PETA kidnapped and euthanized a family pet, according to various reports and a seemingly damning home surveillance video.
In the four-and-a-half minutes of footage, a 3-year-old chihuahua named Maya is coaxed off her owner's property with treats, but after accepting the treats, she returns to the porch. At this point, a woman from People for the Ethical Treatment of Animals can be seen stepping onto the property to grab the dog.
She then places Maya in the back of the PETA truck, unaware that Wilbur Cerate had home surveillance footage of the entire incident. He recognized the woman as a representative from the animal rights organization who had previously been to his home to talk to them about Maya.
Cerate called and asked for Maya's return but couldn't get a straight answer as to where she was or what had happened. At first, the organization said it did not have the dog. However, when informed there was home surveillance footage showing they took her, Cerate said, "They hung up."
Before Cerate could get Maya back, she had been euthanized. He later told PilotOnline that a representative from PETA came to his trailer with a fruit basket "as a token of apology."
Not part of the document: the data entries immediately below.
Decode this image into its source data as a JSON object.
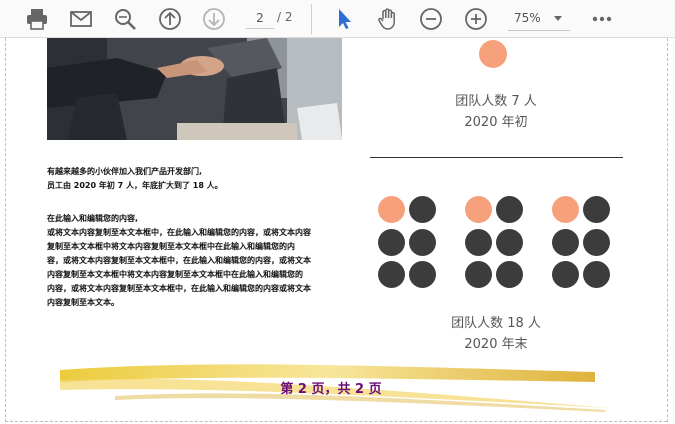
{
  "toolbar": {
    "current_page": "2",
    "total_pages": "/ 2",
    "zoom": "75%",
    "icons": [
      "printer-icon",
      "mail-icon",
      "search-icon",
      "page-up-icon",
      "page-down-icon",
      "select-cursor-icon",
      "hand-icon",
      "zoom-out-icon",
      "zoom-in-icon",
      "more-icon"
    ]
  },
  "left": {
    "intro_line1": "有越来越多的小伙伴加入我们产品开发部门,",
    "intro_line2": "员工由 2020 年初 7 人，年底扩大到了 18 人。",
    "body_lines": [
      "在此输入和编辑您的内容,",
      "或将文本内容复制至本文本框中，在此输入和编辑您的内容，或将文本内容",
      "复制至本文本框中将文本内容复制至本文本框中在此输入和编辑您的内",
      "容，或将文本内容复制至本文本框中，在此输入和编辑您的内容，或将文本",
      "内容复制至本文本框中将文本内容复制至本文本框中在此输入和编辑您的",
      "内容，或将文本内容复制至本文本框中，在此输入和编辑您的内容或将文本",
      "内容复制至本文本。"
    ]
  },
  "right": {
    "stat1_label": "团队人数 7 人",
    "stat1_date": "2020 年初",
    "stat2_label": "团队人数 18 人",
    "stat2_date": "2020 年末"
  },
  "footer": {
    "page_text": "第 2 页，共 2 页"
  },
  "colors": {
    "accent_orange": "#f7a07c",
    "dark_dot": "#3c3c3c",
    "footer_purple": "#6a0f7a",
    "icon_blue": "#2a6fd6"
  }
}
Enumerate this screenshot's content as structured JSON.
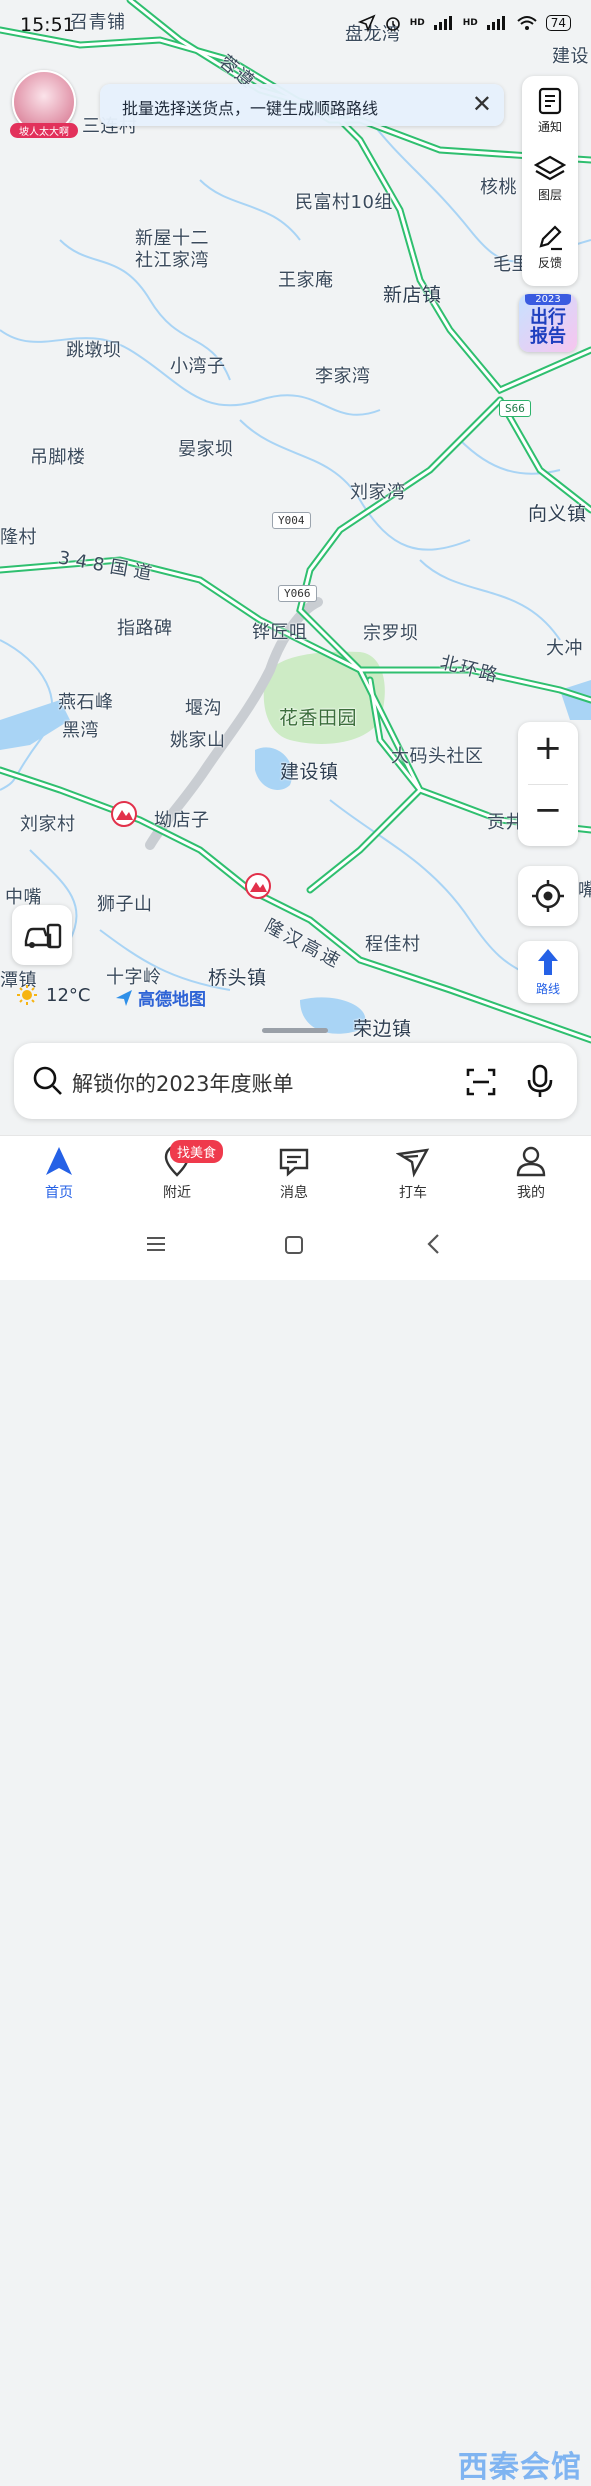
{
  "status_bar": {
    "time": "15:51",
    "battery": "74",
    "network1": "HD",
    "network2": "HD"
  },
  "banner": {
    "text": "批量选择送货点，一键生成顺路路线",
    "close": "✕"
  },
  "avatar": {
    "caption": "坡人太大啊"
  },
  "right_panel": {
    "notify": "通知",
    "layers": "图层",
    "feedback": "反馈"
  },
  "report": {
    "year": "2023",
    "line1": "出行",
    "line2": "报告"
  },
  "zoom": {
    "in": "+",
    "out": "−"
  },
  "route": {
    "label": "路线"
  },
  "weather": {
    "temp": "12°C"
  },
  "brand": {
    "name": "高德地图"
  },
  "search": {
    "placeholder": "解锁你的2023年度账单"
  },
  "tabs": [
    {
      "label": "首页"
    },
    {
      "label": "附近",
      "badge": "找美食"
    },
    {
      "label": "消息"
    },
    {
      "label": "打车"
    },
    {
      "label": "我的"
    }
  ],
  "watermark": "西秦会馆",
  "map": {
    "labels": {
      "l1": "召青铺",
      "l2": "盘龙湾",
      "l3": "建设",
      "l4": "三连村",
      "l5": "民富村10组",
      "l6": "核桃",
      "l7": "新屋十二",
      "l8": "社江家湾",
      "l9": "王家庵",
      "l10": "新店镇",
      "l11": "毛里",
      "l12": "跳墩坝",
      "l13": "小湾子",
      "l14": "李家湾",
      "l15": "吊脚楼",
      "l16": "晏家坝",
      "l17": "刘家湾",
      "l18": "向义镇",
      "l19": "隆村",
      "l20": "指路碑",
      "l21": "铧匠咀",
      "l22": "宗罗坝",
      "l23": "大冲",
      "l24": "燕石峰",
      "l25": "黑湾",
      "l26": "堰沟",
      "l27": "姚家山",
      "l28": "花香田园",
      "l29": "建设镇",
      "l30": "大码头社区",
      "l31": "刘家村",
      "l32": "坳店子",
      "l33": "贡井",
      "l34": "中嘴",
      "l35": "狮子山",
      "l36": "程佳村",
      "l37": "潭镇",
      "l38": "十字岭",
      "l39": "桥头镇",
      "l40": "荣边镇",
      "l41": "嘴"
    },
    "roads": {
      "r1": "348国道",
      "r2": "北环路",
      "r3": "隆汉高速",
      "r4": "蓉遵"
    },
    "shields": {
      "s1": "S66",
      "s2": "Y004",
      "s3": "Y066"
    }
  }
}
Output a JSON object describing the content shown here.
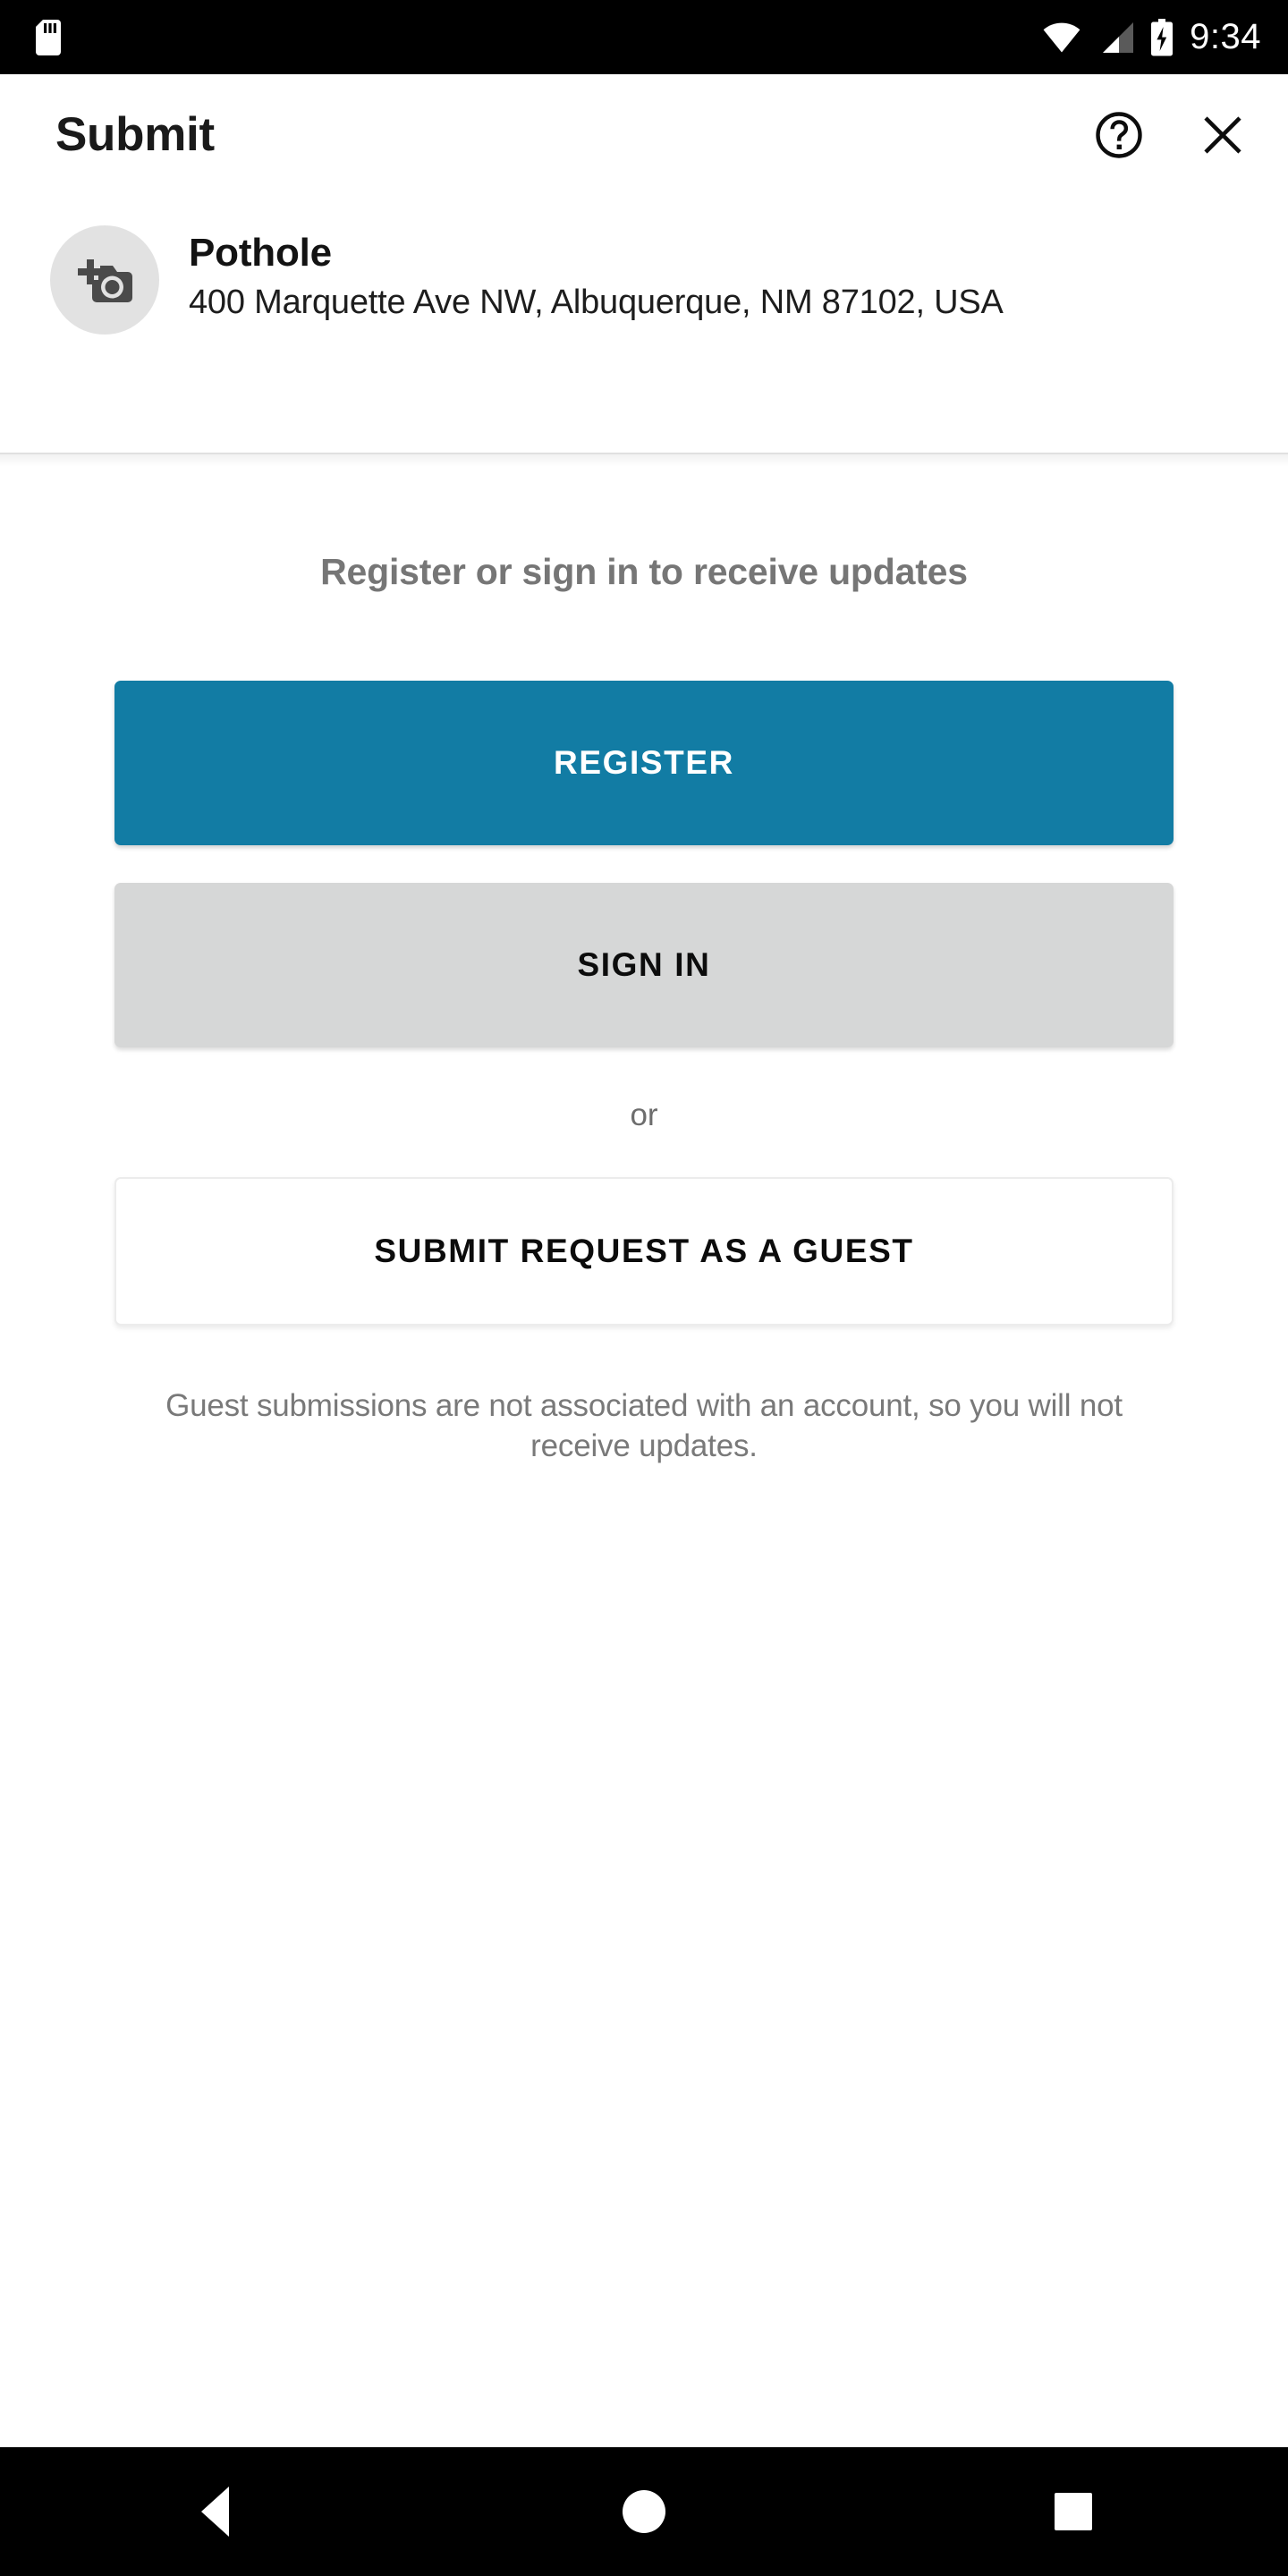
{
  "status_bar": {
    "sim_icon": "sim-card-icon",
    "wifi_icon": "wifi-icon",
    "signal_icon": "cellular-signal-icon",
    "battery_icon": "battery-charging-icon",
    "time": "9:34"
  },
  "app_bar": {
    "title": "Submit",
    "help_icon": "help-circle-icon",
    "close_icon": "close-icon"
  },
  "item": {
    "photo_placeholder_icon": "add-a-photo-icon",
    "title": "Pothole",
    "address": "400 Marquette Ave NW, Albuquerque, NM 87102, USA"
  },
  "main": {
    "prompt": "Register or sign in to receive updates",
    "register_label": "REGISTER",
    "signin_label": "SIGN IN",
    "or_label": "or",
    "guest_label": "SUBMIT REQUEST AS A GUEST",
    "guest_note": "Guest submissions are not associated with an account, so you will not receive updates."
  },
  "nav_bar": {
    "back_icon": "back-triangle-icon",
    "home_icon": "home-circle-icon",
    "recents_icon": "recents-square-icon"
  },
  "colors": {
    "accent": "#127CA4",
    "signin_bg": "#d6d7d7",
    "prompt_text": "#767676",
    "note_text": "#797979",
    "system_bar": "#000000",
    "page_bg": "#ffffff"
  }
}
While Cerate is limited in his English speaking abilities, family friend and tax business owner Edward Armstrong attests that Maya was a "well-trained" dog, noting that she "wouldn't leave the porch."
Accomack Sheriff Todd Godwin, upon seeing the footage and hearing about Maya's death, charged the workers involved with larceny.
"If it was me or you who did something like that," he said in comments to PilotOnline, "PETA would eat us up."
Unfortunately for Cerate, Commonwealth of Virginia attorney Gary R. Agar saw no basis for criminal charges, noting that there had been some livestock threats posed by smaller animals in the area.
"Unfortunately the Chihuahua wore no collar, no license, no rabies tag, nothing whatsoever to indicate the dog was other than a stray or abandoned dog. It was not tethered nor was it contained.... More clearly stated, with the evidence that is available to the Commonwealth it is just as likely that the two women believed they were gathering abandoned and/or stray animals rather than stealing property (dog) of another. Indeed, it is more probable under this evidence that the two women associated with PETA that day believed that they were gathering animals that posed health and/or livestock threat in the trailer park and adjacent community. Without evidence supporting the requisite criminal intent, no criminal prosecution can occur."After what many feel is an unjust outcome, the story continues to thrive online, hitting the No. 1 slot on Reddit Friday with more than 4,000 comments.
Do you believe dismissing criminal charges against the PETA workers was unjust, or did the organization act fairly?